On August 27, 2023, about 1000 Alaska daylight time, a Beech B36TC airplane, N6709Q, was destroyed when it was involved in an accident near Cape Yakataga, Alaska. The pilot and passenger were fatally injured. The airplane was operated as a Title 14 Code of Federal Regulations (CFR) Part 91 personal flight.

The airplane departed Snowshoe Lake Airport (5AK4), Glennallen, Alaska, at 0850, destined for Ketchikan, Alaska. A review of preliminary air traffic control (ATC) communications from the Federal Aviation Administration (FAA), and automatic dependent surveillance – broadcast (ADS-B) data, revealed that radar contact and radio communications were intermittent along the route of flight due to high terrain.

About 0915 the pilot stated he was currently in visual flight rules (VFR) conditions, at an altitude of 12,500 ft mean sea level (msl). The Anchorage Air Route Traffic Control Center (ARTCC) controller asked the pilot if he could climb higher, and the pilot acknowledged that he would climb to 13,500 ft msl.

About 0920, the controller confirmed radar contact with N6709Q. The controller asked what the pilot’s requested final altitude was, the pilot replied 13,000 ft, and that he knew he had some weather ahead of him. The controller responded that he had weather and higher terrain, and that he would need to climb higher. The pilot responded that they had oxygen onboard and that the airplane was turbocharged, and that a climb to a higher altitude would not be a problem.

At 0922, the controller instructed the pilot to climb to 14,000 ft, and the pilot subsequently confirmed that he would start a climb to an assigned altitude of 14,000 ft.

At 0926, the controller told the pilot he would lose him on frequency and issued multiple backup frequencies to maintain radio communication.

At 0928, the pilot established radio communications on the new frequency. The controller told him he would lose him on all frequencies for about 10 minutes, issued the altimeter setting, and frequency to monitor.

At 0938, the controller instructed the pilot to turn 20° to the right to avoid higher terrain along the route of flight, but there was no response from the pilot. 

At 0945, the controller asked another airplane to relay instructions to the pilot of N6709Q, stating, in part, to make a 20° right turn, vectors for a higher terrain.

At 0945, the pilot of the other airplane relayed a message to the controller that N6709Q had acknowledged the updated instructions.

At 0953, after reestablishing radio contact with the controller, the pilot of N6709Q requested a climb to 15,000 ft and the controller approved the request.

At 0958, the controller states “N6709Q, Anchorage center”, then again, “N6709Q, Anchorage center”, with no response from the pilot.

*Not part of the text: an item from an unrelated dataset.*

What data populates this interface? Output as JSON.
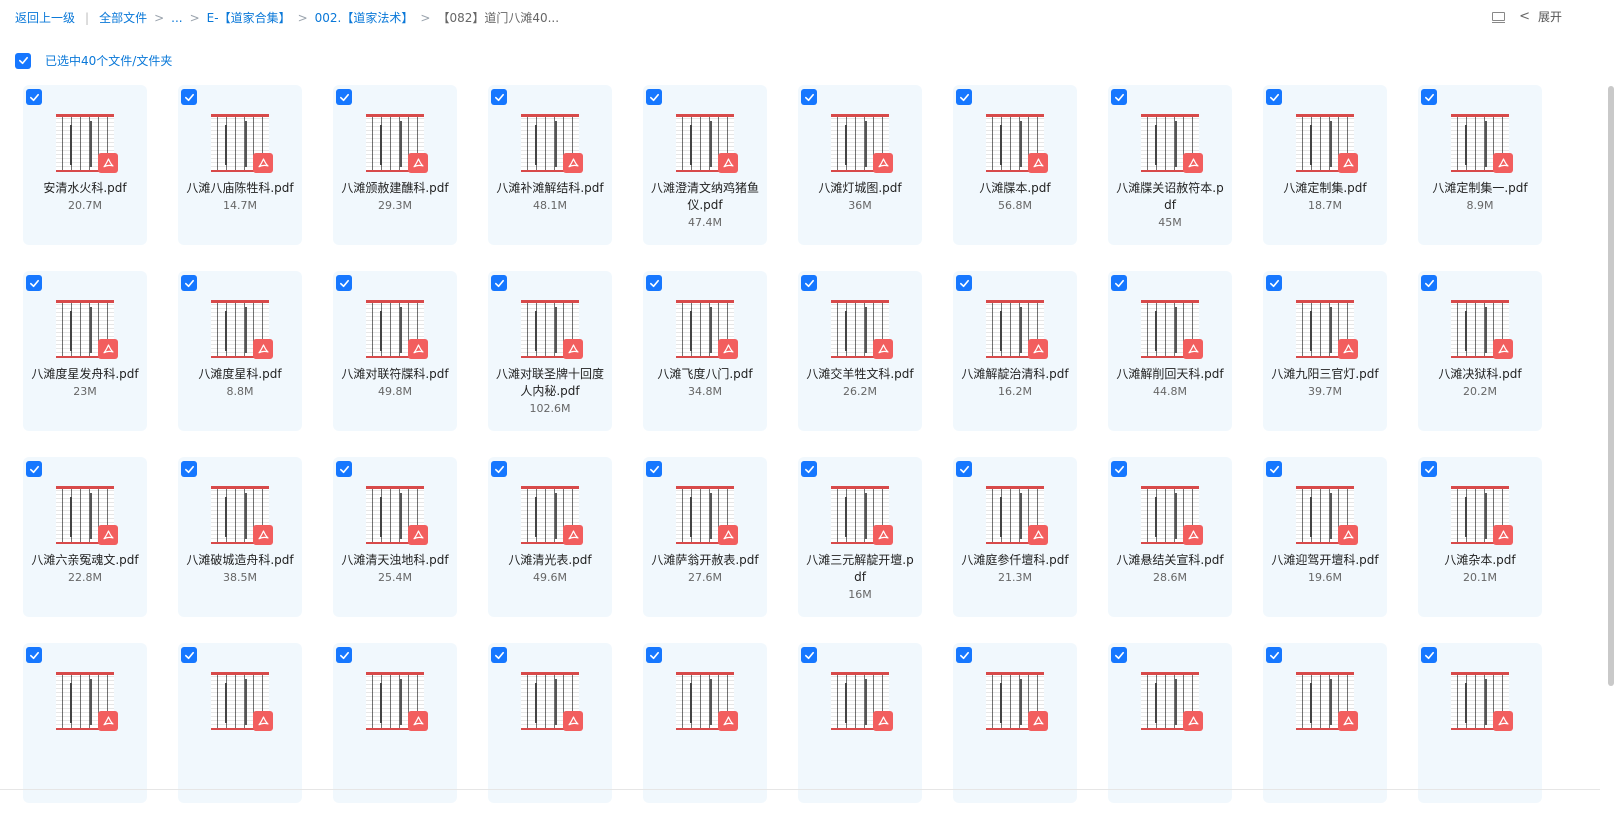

The controller asks another airplane to broadcast on frequency and ask N6709Q what their intentions are. 

At 0958, the controller states, “All other aircraft standby real quick, N6709Q, Anchorage center, you up? N6709Q, I see you rapidly descending at 11,000.”

There were no further communications from the pilot of N6709Q. According to archived FAA ADS-B data, at 0957 the airplane reached its highest altitude of 14,950 ft, then it began a left turn and rapid descent. At 0959, the final radar target was near the accident site at 8,875 ft, and 138 knots groundspeed.

On August 28, the crew of a U.S. Coast Guard HC-130 airplane located the wreckage site near Mt. Leeper located in the Wrangell-St. Elias National Park and Preserve, at an elevation of about 4,787 ft, but terrain and continued poor weather conditions precluded reaching the site.

On September 5, weather conditions improved briefly, and a National Park Service (NPS) ranger was able to fly over and photograph the accident site. The fragmented airplane wreckage came to rest in a highly crevassed area on the Yahtse Glacier that continually accumulates snow (see figure 2). A sizable portion of the airplane wreckage was found in a large snow crater on the snow and ice-covered glacial terrain, with smaller portions of airplane wreckage observed adjacent to the crater.
On September 13, the Wrangell-St. Elias National Park and Preserve mountaineering team determined that due to the location, crevasse danger, and poor weather conditions, recovery of the airplane’s two occupants or wreckage is not possible.